Born in Persia, Porbuchrai grew up from infancy in the Israeli town of Ness Ziona, then moved to south Tel Aviv to study art. He began his art studies at the Avni Institute (1973–1977), and in the early 1980s moved to live in New York. Since his return to Israel in 1986, he has exhibited in dozens of exhibitions in museums and galleries, both in Israel and abroad. His paintings comprise a wide range of intertwining themes, colors and forms, such as folk art; images from European and American art history; designs and images from magazines and film posters; ornamental features typical of illustrations in Persian manuscripts; and the abstract patterns of Persian textiles.
For Porbuchrai, the Central Bus Station reveals the face of the true Israel, and offers a glimpse into its subconscious and the Israeli Other. It is an unflinching gaze at the oppressed margins; at wretchedness and grace; at the common, warm and familiar, but also at the exotic and alien. A large series of paintings created by Porbuchrai in 1983 was inspired by the film billboards of the sort plastered on the walls of the Hamercaz Cinema at the old Central Bus Station, or by advertisements in pornographic magazines. In this series of paintings, women are presented in stereotypically seductive fashion that aims to titillate the viewer. Another series of paintings from 1983, on view in the current exhibition, features a mysterious demon. It is an androgynous figure, a compassionate angel in one instance and an evil seductress in another. Its presence offers a punk-like, subversive urban alternative to the familiar representations of macho Sabra.
In the Hava Nagila series of works on paper (2005), which Porbuchrai presented in an exhibition at the Julie M. Gallery, Tel Aviv in 2005 and published as an artist’s book that year, he used only black. The layout of the pages on the wall of the exhibition space – replicating their presentation at the 2005 exhibition – suggests a kind of personal index of images: a flower, a bird, a tree, a snake, an open mouth. It depicts very loud, awkward yet deliberate singing that gives a voice to the muzzled immigrant as he tries to connect with the established Israeli narrative and ethos. The words of the Zionist song Hava Nagila appear in English transcription next to the musical notation of the melody; in marked contrast, the intimate love words in Persian – Azizam (my dear), Joonam (my life) – taken from a lullaby that Porbuchrai’s mother used to sing to him as a child, are inscribed in Hebrew characters.

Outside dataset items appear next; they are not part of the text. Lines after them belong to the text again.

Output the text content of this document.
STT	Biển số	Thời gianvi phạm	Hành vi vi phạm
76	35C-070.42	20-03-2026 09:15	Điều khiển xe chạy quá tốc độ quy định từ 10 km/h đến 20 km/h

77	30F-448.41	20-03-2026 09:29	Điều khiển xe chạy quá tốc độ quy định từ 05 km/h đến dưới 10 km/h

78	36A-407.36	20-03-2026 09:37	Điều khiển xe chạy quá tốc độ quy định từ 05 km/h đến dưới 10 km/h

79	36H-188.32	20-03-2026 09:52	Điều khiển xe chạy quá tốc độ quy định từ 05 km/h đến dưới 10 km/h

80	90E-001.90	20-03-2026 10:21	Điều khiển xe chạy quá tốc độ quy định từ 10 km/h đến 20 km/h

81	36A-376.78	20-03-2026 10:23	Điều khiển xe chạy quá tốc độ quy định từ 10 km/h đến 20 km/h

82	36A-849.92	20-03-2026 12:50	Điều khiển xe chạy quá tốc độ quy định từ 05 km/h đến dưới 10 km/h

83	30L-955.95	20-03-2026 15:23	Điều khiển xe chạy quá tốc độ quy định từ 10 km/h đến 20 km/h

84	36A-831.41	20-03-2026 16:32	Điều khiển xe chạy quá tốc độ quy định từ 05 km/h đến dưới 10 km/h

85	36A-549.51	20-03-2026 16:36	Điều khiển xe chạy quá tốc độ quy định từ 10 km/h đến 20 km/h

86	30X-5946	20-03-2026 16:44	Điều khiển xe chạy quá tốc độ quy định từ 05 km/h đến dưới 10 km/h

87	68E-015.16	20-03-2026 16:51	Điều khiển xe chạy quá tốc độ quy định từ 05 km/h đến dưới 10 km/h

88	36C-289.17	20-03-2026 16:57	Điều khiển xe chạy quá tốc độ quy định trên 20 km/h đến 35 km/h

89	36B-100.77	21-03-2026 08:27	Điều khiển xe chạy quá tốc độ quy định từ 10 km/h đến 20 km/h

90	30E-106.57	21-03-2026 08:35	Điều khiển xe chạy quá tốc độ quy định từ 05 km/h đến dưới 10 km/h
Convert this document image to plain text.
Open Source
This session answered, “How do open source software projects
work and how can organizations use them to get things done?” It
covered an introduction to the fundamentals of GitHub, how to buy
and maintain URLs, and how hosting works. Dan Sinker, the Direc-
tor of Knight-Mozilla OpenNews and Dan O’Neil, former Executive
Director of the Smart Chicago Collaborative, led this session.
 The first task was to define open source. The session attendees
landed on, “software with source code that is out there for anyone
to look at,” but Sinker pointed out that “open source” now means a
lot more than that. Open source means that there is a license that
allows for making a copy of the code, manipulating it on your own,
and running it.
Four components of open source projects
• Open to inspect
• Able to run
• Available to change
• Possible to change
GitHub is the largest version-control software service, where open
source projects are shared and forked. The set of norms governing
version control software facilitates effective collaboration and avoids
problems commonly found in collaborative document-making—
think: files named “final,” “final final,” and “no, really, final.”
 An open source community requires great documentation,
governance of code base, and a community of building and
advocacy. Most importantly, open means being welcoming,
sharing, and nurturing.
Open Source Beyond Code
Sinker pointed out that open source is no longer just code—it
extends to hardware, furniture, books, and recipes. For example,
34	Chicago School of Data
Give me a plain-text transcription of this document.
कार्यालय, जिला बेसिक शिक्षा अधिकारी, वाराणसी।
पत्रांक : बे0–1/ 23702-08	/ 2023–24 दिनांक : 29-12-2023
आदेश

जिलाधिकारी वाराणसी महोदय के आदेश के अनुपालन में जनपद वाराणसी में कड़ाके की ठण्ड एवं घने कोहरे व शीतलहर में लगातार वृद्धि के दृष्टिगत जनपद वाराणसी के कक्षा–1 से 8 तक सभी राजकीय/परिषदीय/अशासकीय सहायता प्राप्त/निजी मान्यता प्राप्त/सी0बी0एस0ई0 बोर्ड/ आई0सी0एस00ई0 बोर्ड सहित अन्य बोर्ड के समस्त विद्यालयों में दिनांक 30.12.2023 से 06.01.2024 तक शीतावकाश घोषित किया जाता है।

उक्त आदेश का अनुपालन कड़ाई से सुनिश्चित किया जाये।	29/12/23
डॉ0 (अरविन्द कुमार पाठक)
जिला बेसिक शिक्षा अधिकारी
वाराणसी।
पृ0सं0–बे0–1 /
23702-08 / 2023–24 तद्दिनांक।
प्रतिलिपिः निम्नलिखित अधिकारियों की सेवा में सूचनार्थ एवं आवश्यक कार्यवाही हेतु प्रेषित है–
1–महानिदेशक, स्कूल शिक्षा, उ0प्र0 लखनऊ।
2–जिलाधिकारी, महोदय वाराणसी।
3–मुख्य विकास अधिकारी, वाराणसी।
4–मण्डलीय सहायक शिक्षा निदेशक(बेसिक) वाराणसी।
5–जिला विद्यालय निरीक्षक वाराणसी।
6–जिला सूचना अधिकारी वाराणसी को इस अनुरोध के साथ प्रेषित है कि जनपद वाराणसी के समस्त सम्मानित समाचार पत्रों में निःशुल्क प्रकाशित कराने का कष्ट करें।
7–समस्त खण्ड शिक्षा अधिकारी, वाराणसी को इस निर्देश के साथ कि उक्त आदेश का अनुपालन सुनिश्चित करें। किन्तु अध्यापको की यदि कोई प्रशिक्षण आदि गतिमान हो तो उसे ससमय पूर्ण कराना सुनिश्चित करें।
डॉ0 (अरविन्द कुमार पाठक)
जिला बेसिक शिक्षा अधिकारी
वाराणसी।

In recent years, Porbuchrai has gone back to using color, in nature and still-life paintings based on postcards and cheap objects of the sort sold at the Central Bus Station, which also include elements from the artist’s personal imagery index. These paintings, which use such kitschy references as a counter to mainstream Israeli painting, render the clichéd phoniness into mental landscapes of beauty and darkness.